Guido Fawkes and Conservative Home are definitely political and fall within the directive, as with Gavin Ayling's [what happened to him?]... You would not because you are primarily issues based.

AntiCitizenOne said...

Should the EU be in the censorship game at all?

Serf said...

James

The directive seems to imply that it will apply to anything commercial. How much money do you need to earn from blogging, £5, £50, £1.000 per month, for it to be commercial?

Anticitizenone

Your question is another matter all together, and one for which the answer has to be no.

Anonymous said...

Thanks for taking my comment into account.

Perhaps I can shed light on some of the other questions that have come up.

The Directive will apply to commercial services, but only where they are "under professional editorial content."

It also only applies to "audiovisual content." That's eurospeak for movies or video clips.

It would only apply to a website where AV content was the main feature. So this blog would be exempt, even in Euro Serf made a million pounds from google ads.

The basic point of the Directive is to make sure that people can watch movies ot TV shows from one EU country in another without too much hassle.

Its all a case of incomprehensible EU speak being misinterpreted by the press (looking for a sensational story).
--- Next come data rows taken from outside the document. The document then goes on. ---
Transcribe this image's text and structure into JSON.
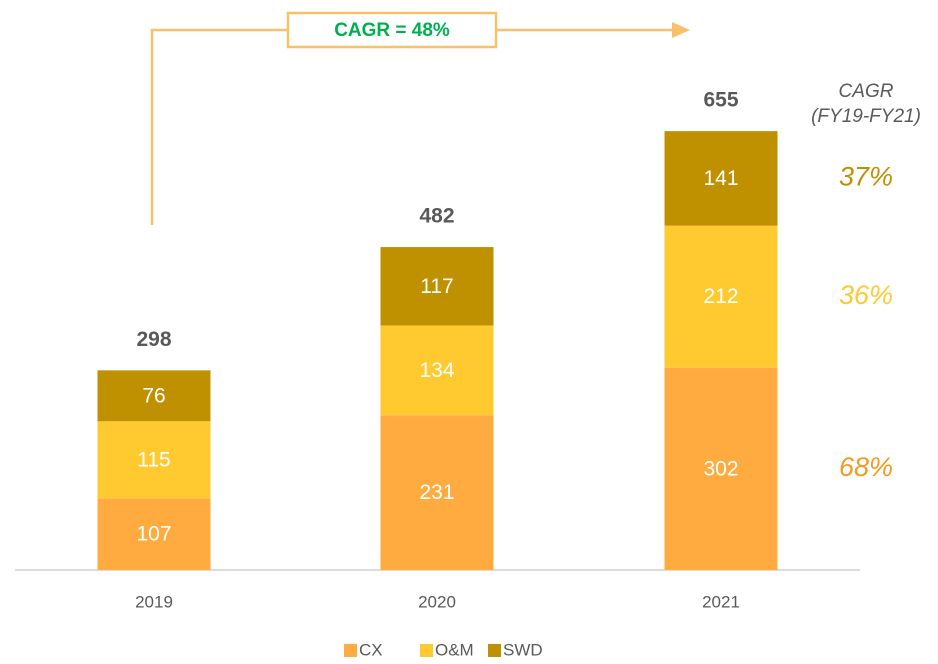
{
  "chart_data": {
    "type": "stacked-bar",
    "categories": [
      "2019",
      "2020",
      "2021"
    ],
    "series": [
      {
        "name": "CX",
        "color": "#FFAB40",
        "values": [
          107,
          231,
          302
        ],
        "cagr": "68%",
        "cagr_color": "#F29B1E"
      },
      {
        "name": "O&M",
        "color": "#FFCA30",
        "values": [
          115,
          134,
          212
        ],
        "cagr": "36%",
        "cagr_color": "#FFCA30"
      },
      {
        "name": "SWD",
        "color": "#BF9000",
        "values": [
          76,
          117,
          141
        ],
        "cagr": "37%",
        "cagr_color": "#BF9000"
      }
    ],
    "totals": [
      298,
      482,
      655
    ],
    "annotation": "CAGR = 48%",
    "cagr_title": "CAGR",
    "cagr_subtitle": "(FY19-FY21)"
  }
}
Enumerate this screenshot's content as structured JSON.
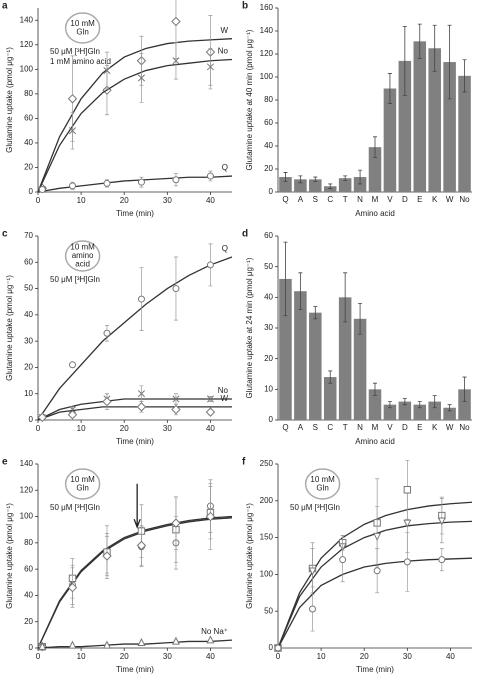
{
  "chart_data": [
    {
      "type": "scatter",
      "label": "a",
      "xlabel": "Time (min)",
      "ylabel": "Glutamine uptake (pmol μg⁻¹)",
      "xlim": [
        0,
        45
      ],
      "xticks": [
        0,
        10,
        20,
        30,
        40
      ],
      "ylim": [
        0,
        150
      ],
      "yticks": [
        0,
        20,
        40,
        60,
        80,
        100,
        120,
        140
      ],
      "circle_label": [
        "10 mM",
        "Gln"
      ],
      "notes": [
        "50 μM [³H]Gln",
        "1 mM amino acid"
      ],
      "x": [
        1,
        8,
        16,
        24,
        32,
        40
      ],
      "fit_x": [
        0,
        5,
        10,
        15,
        20,
        25,
        30,
        35,
        40,
        45
      ],
      "series": [
        {
          "name": "W",
          "marker": "diamond",
          "color": "#777777",
          "values": [
            3,
            76,
            83,
            107,
            139,
            114
          ],
          "errors": [
            2,
            35,
            20,
            20,
            30,
            30
          ],
          "fit": [
            0,
            45,
            76,
            97,
            110,
            117,
            121,
            123,
            124,
            125
          ]
        },
        {
          "name": "No",
          "marker": "cross",
          "color": "#777777",
          "values": [
            2,
            50,
            99,
            93,
            107,
            102
          ],
          "errors": [
            2,
            15,
            15,
            20,
            15,
            15
          ],
          "fit": [
            0,
            38,
            64,
            81,
            92,
            99,
            103,
            105,
            107,
            108
          ]
        },
        {
          "name": "Q",
          "marker": "circle",
          "color": "#777777",
          "values": [
            2,
            5,
            7,
            8,
            10,
            13
          ],
          "errors": [
            1,
            3,
            3,
            4,
            5,
            4
          ],
          "fit": [
            0,
            3,
            5,
            7,
            9,
            10,
            11,
            12,
            12,
            13
          ]
        }
      ]
    },
    {
      "type": "bar",
      "label": "b",
      "xlabel": "Amino acid",
      "ylabel": "Glutamine uptake at 40 min (pmol μg⁻¹)",
      "ylim": [
        0,
        160
      ],
      "yticks": [
        0,
        20,
        40,
        60,
        80,
        100,
        120,
        140,
        160
      ],
      "color": "#808080",
      "categories": [
        "Q",
        "A",
        "S",
        "C",
        "T",
        "N",
        "M",
        "V",
        "D",
        "E",
        "K",
        "W",
        "No"
      ],
      "values": [
        13,
        11,
        11,
        5,
        12,
        13,
        39,
        90,
        114,
        131,
        125,
        113,
        101
      ],
      "errors": [
        4,
        3,
        2,
        2,
        2,
        6,
        9,
        13,
        30,
        15,
        20,
        32,
        14
      ]
    },
    {
      "type": "scatter",
      "label": "c",
      "xlabel": "Time (min)",
      "ylabel": "Glutamine uptake (pmol μg⁻¹)",
      "xlim": [
        0,
        45
      ],
      "xticks": [
        0,
        10,
        20,
        30,
        40
      ],
      "ylim": [
        0,
        70
      ],
      "yticks": [
        0,
        10,
        20,
        30,
        40,
        50,
        60,
        70
      ],
      "circle_label": [
        "10 mM",
        "amino",
        "acid"
      ],
      "notes": [
        "50 μM [³H]Gln"
      ],
      "x": [
        1,
        8,
        16,
        24,
        32,
        40
      ],
      "fit_x": [
        0,
        5,
        10,
        15,
        20,
        25,
        30,
        35,
        40,
        45
      ],
      "series": [
        {
          "name": "Q",
          "marker": "circle",
          "color": "#777777",
          "values": [
            1,
            21,
            33,
            46,
            50,
            59
          ],
          "errors": [
            1,
            1,
            3,
            12,
            12,
            8
          ],
          "fit": [
            0,
            12,
            21,
            30,
            37,
            44,
            50,
            55,
            59,
            62
          ]
        },
        {
          "name": "No",
          "marker": "cross",
          "color": "#777777",
          "values": [
            1,
            4,
            8,
            10,
            8,
            8
          ],
          "errors": [
            1,
            1,
            2,
            3,
            2,
            1
          ],
          "fit": [
            0,
            4,
            6,
            7,
            8,
            8,
            8,
            8,
            8,
            8
          ]
        },
        {
          "name": "W",
          "marker": "diamond",
          "color": "#777777",
          "values": [
            1,
            2,
            7,
            5,
            4,
            3
          ],
          "errors": [
            1,
            1,
            3,
            2,
            2,
            1
          ],
          "fit": [
            0,
            3,
            4,
            5,
            5,
            5,
            5,
            5,
            5,
            5
          ]
        }
      ]
    },
    {
      "type": "bar",
      "label": "d",
      "xlabel": "Amino acid",
      "ylabel": "Glutamine uptake at 24 min (pmol μg⁻¹)",
      "ylim": [
        0,
        60
      ],
      "yticks": [
        0,
        10,
        20,
        30,
        40,
        50,
        60
      ],
      "color": "#808080",
      "categories": [
        "Q",
        "A",
        "S",
        "C",
        "T",
        "N",
        "M",
        "V",
        "D",
        "E",
        "K",
        "W",
        "No"
      ],
      "values": [
        46,
        42,
        35,
        14,
        40,
        33,
        10,
        5,
        6,
        5,
        6,
        4,
        10
      ],
      "errors": [
        12,
        6,
        2,
        2,
        8,
        5,
        2,
        1,
        1,
        1,
        2,
        1,
        4
      ]
    },
    {
      "type": "scatter",
      "label": "e",
      "xlabel": "Time (min)",
      "ylabel": "Glutamine uptake (pmol μg⁻¹)",
      "xlim": [
        0,
        45
      ],
      "xticks": [
        0,
        10,
        20,
        30,
        40
      ],
      "ylim": [
        0,
        140
      ],
      "yticks": [
        0,
        20,
        40,
        60,
        80,
        100,
        120,
        140
      ],
      "circle_label": [
        "10 mM",
        "Gln"
      ],
      "notes": [
        "50 μM [³H]Gln"
      ],
      "x": [
        1,
        8,
        16,
        24,
        32,
        40
      ],
      "fit_x": [
        0,
        5,
        10,
        15,
        20,
        25,
        30,
        35,
        40,
        45
      ],
      "series": [
        {
          "marker": "circle",
          "color": "#777777",
          "values": [
            1,
            48,
            72,
            77,
            80,
            108
          ],
          "errors": [
            1,
            15,
            15,
            15,
            20,
            20
          ],
          "fit": [
            0,
            35,
            58,
            73,
            83,
            89,
            93,
            96,
            98,
            99
          ]
        },
        {
          "marker": "square",
          "color": "#777777",
          "values": [
            1,
            53,
            73,
            89,
            90,
            103
          ],
          "errors": [
            1,
            15,
            20,
            20,
            25,
            20
          ],
          "fit": [
            0,
            36,
            59,
            74,
            84,
            90,
            94,
            97,
            99,
            100
          ]
        },
        {
          "marker": "diamond",
          "color": "#777777",
          "values": [
            1,
            46,
            70,
            78,
            95,
            100
          ],
          "errors": [
            1,
            15,
            15,
            15,
            20,
            25
          ]
        },
        {
          "name": "No Na⁺",
          "marker": "triangle",
          "color": "#777777",
          "values": [
            1,
            2,
            2,
            4,
            5,
            6
          ],
          "errors": [
            1,
            1,
            1,
            1,
            1,
            1
          ],
          "fit": [
            0,
            1,
            1,
            2,
            3,
            3,
            4,
            5,
            5,
            6
          ]
        }
      ]
    },
    {
      "type": "scatter",
      "label": "f",
      "xlabel": "Time (min)",
      "ylabel": "Glutamine uptake (pmol μg⁻¹)",
      "xlim": [
        0,
        45
      ],
      "xticks": [
        0,
        10,
        20,
        30,
        40
      ],
      "ylim": [
        0,
        250
      ],
      "yticks": [
        0,
        50,
        100,
        150,
        200,
        250
      ],
      "circle_label": [
        "10 mM",
        "Gln"
      ],
      "notes": [
        "50 μM [³H]Gln"
      ],
      "x": [
        0,
        8,
        15,
        23,
        30,
        38
      ],
      "fit_x": [
        0,
        5,
        10,
        15,
        20,
        25,
        30,
        35,
        40,
        45
      ],
      "series": [
        {
          "marker": "square",
          "color": "#777777",
          "values": [
            0,
            108,
            143,
            170,
            215,
            180
          ],
          "errors": [
            0,
            35,
            10,
            60,
            40,
            25
          ],
          "fit": [
            0,
            75,
            122,
            150,
            168,
            180,
            188,
            193,
            196,
            198
          ]
        },
        {
          "marker": "triangle-down",
          "color": "#777777",
          "values": [
            0,
            105,
            138,
            152,
            170,
            173
          ],
          "errors": [
            0,
            30,
            15,
            40,
            40,
            30
          ],
          "fit": [
            0,
            70,
            110,
            135,
            150,
            160,
            166,
            169,
            171,
            172
          ]
        },
        {
          "marker": "circle",
          "color": "#777777",
          "values": [
            0,
            53,
            120,
            105,
            117,
            120
          ],
          "errors": [
            0,
            30,
            30,
            30,
            40,
            15
          ],
          "fit": [
            0,
            55,
            85,
            100,
            110,
            115,
            118,
            120,
            121,
            122
          ]
        }
      ]
    }
  ]
}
This is the EU's main problem at the moment - it cant communicate worth a damn, so all sorts of scares and rumours start running around.

OK, I'm done.

AntiCitizenOne said...

Factcheck,

Everyone is a professional. The Internet is a meritocracy, there are no guilds for the EU to hand out special priviledges to.

Richard said...

"So it seems that the media misrepresented it..."
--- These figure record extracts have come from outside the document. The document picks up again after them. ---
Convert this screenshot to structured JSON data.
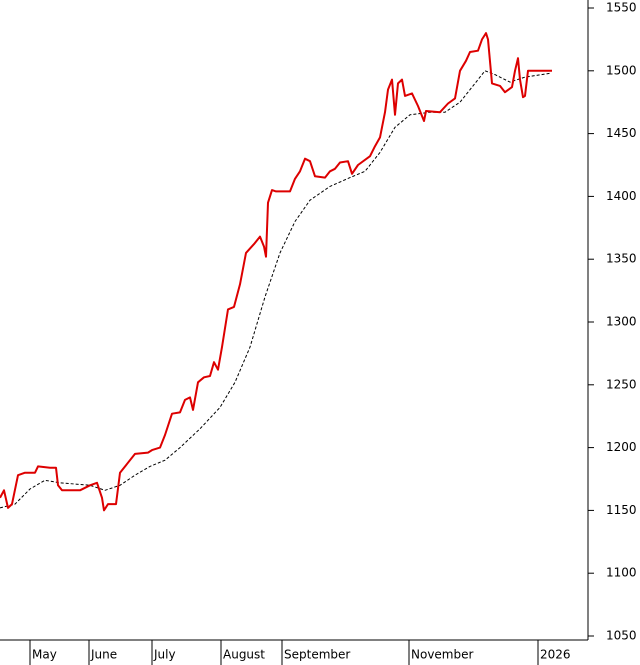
{
  "chart_data": {
    "type": "line",
    "xlim": [
      0,
      588
    ],
    "ylim": [
      1050,
      1550
    ],
    "yticks": [
      1050,
      1100,
      1150,
      1200,
      1250,
      1300,
      1350,
      1400,
      1450,
      1500,
      1550
    ],
    "xticks": [
      {
        "value": 30,
        "label": "May"
      },
      {
        "value": 89,
        "label": "June"
      },
      {
        "value": 152,
        "label": "July"
      },
      {
        "value": 221,
        "label": "August"
      },
      {
        "value": 282,
        "label": "September"
      },
      {
        "value": 409,
        "label": "November"
      },
      {
        "value": 538,
        "label": "2026"
      }
    ],
    "series": [
      {
        "color": "#dd0000",
        "dashed": false,
        "x": [
          0,
          4,
          8,
          12,
          18,
          25,
          35,
          38,
          50,
          56,
          58,
          62,
          80,
          90,
          97,
          102,
          104,
          108,
          116,
          120,
          126,
          135,
          148,
          152,
          160,
          165,
          172,
          180,
          185,
          190,
          193,
          198,
          204,
          210,
          214,
          218,
          222,
          228,
          234,
          240,
          246,
          254,
          260,
          264,
          266,
          268,
          272,
          276,
          290,
          295,
          300,
          305,
          310,
          315,
          325,
          330,
          335,
          340,
          348,
          352,
          358,
          370,
          375,
          380,
          385,
          388,
          392,
          395,
          398,
          402,
          405,
          412,
          418,
          424,
          426,
          440,
          448,
          455,
          460,
          466,
          470,
          478,
          482,
          486,
          488,
          492,
          500,
          505,
          512,
          515,
          518,
          520,
          523,
          525,
          528,
          552
        ],
        "values": [
          1160,
          1166,
          1152,
          1155,
          1178,
          1180,
          1180,
          1185,
          1184,
          1184,
          1170,
          1166,
          1166,
          1170,
          1172,
          1160,
          1150,
          1155,
          1155,
          1180,
          1186,
          1195,
          1196,
          1198,
          1200,
          1210,
          1227,
          1228,
          1238,
          1240,
          1230,
          1252,
          1256,
          1257,
          1268,
          1262,
          1280,
          1310,
          1312,
          1330,
          1355,
          1362,
          1368,
          1360,
          1352,
          1395,
          1405,
          1404,
          1404,
          1414,
          1420,
          1430,
          1428,
          1416,
          1415,
          1420,
          1422,
          1427,
          1428,
          1418,
          1425,
          1432,
          1440,
          1447,
          1467,
          1485,
          1493,
          1465,
          1490,
          1493,
          1480,
          1482,
          1472,
          1460,
          1468,
          1467,
          1474,
          1478,
          1500,
          1508,
          1515,
          1516,
          1525,
          1530,
          1525,
          1490,
          1488,
          1483,
          1487,
          1500,
          1510,
          1493,
          1479,
          1480,
          1500,
          1500
        ]
      },
      {
        "color": "#000000",
        "dashed": true,
        "x": [
          0,
          15,
          30,
          45,
          60,
          90,
          105,
          120,
          135,
          150,
          165,
          180,
          200,
          220,
          235,
          250,
          265,
          280,
          295,
          310,
          330,
          350,
          365,
          380,
          395,
          410,
          430,
          445,
          460,
          475,
          485,
          495,
          510,
          525,
          550
        ],
        "values": [
          1152,
          1155,
          1167,
          1174,
          1172,
          1170,
          1166,
          1170,
          1178,
          1185,
          1190,
          1200,
          1215,
          1232,
          1252,
          1280,
          1320,
          1355,
          1380,
          1397,
          1408,
          1415,
          1420,
          1435,
          1455,
          1465,
          1467,
          1467,
          1475,
          1490,
          1500,
          1497,
          1491,
          1495,
          1498
        ]
      }
    ]
  }
}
So there is a surprise! I'm shocked, I tell you, shocked!

http://eureferendum.blogspot.com/2006/10/much-ado-about-nothing.html

Serf said...

Richard,

Yes amazing isn't it.

Bishop Hill said...

Factcheck

You said:

"The basic point of the Directive is to make sure that people can watch movies ot TV shows from one EU country in another without too much hassle."

I don't follow at all. Surely the whole point is that people can watch movies or TV shows from one EU country in another right now. That's the whole point of the internet, right? Everything is available everywhere. How is putting content which is professionally created under the control of an EU censor going to help this?

Anonymous said...

"The basic point of the Directive is to make sure that people can watch movies ot TV shows from one EU country in another without too much hassle."

The basic point of the Directive is to hassle producers of internet TV so that TV content on the interneat can be controlled similar to traditional TV in all European countries. The aim is to manipulate public opinion to serve the interest of the political class.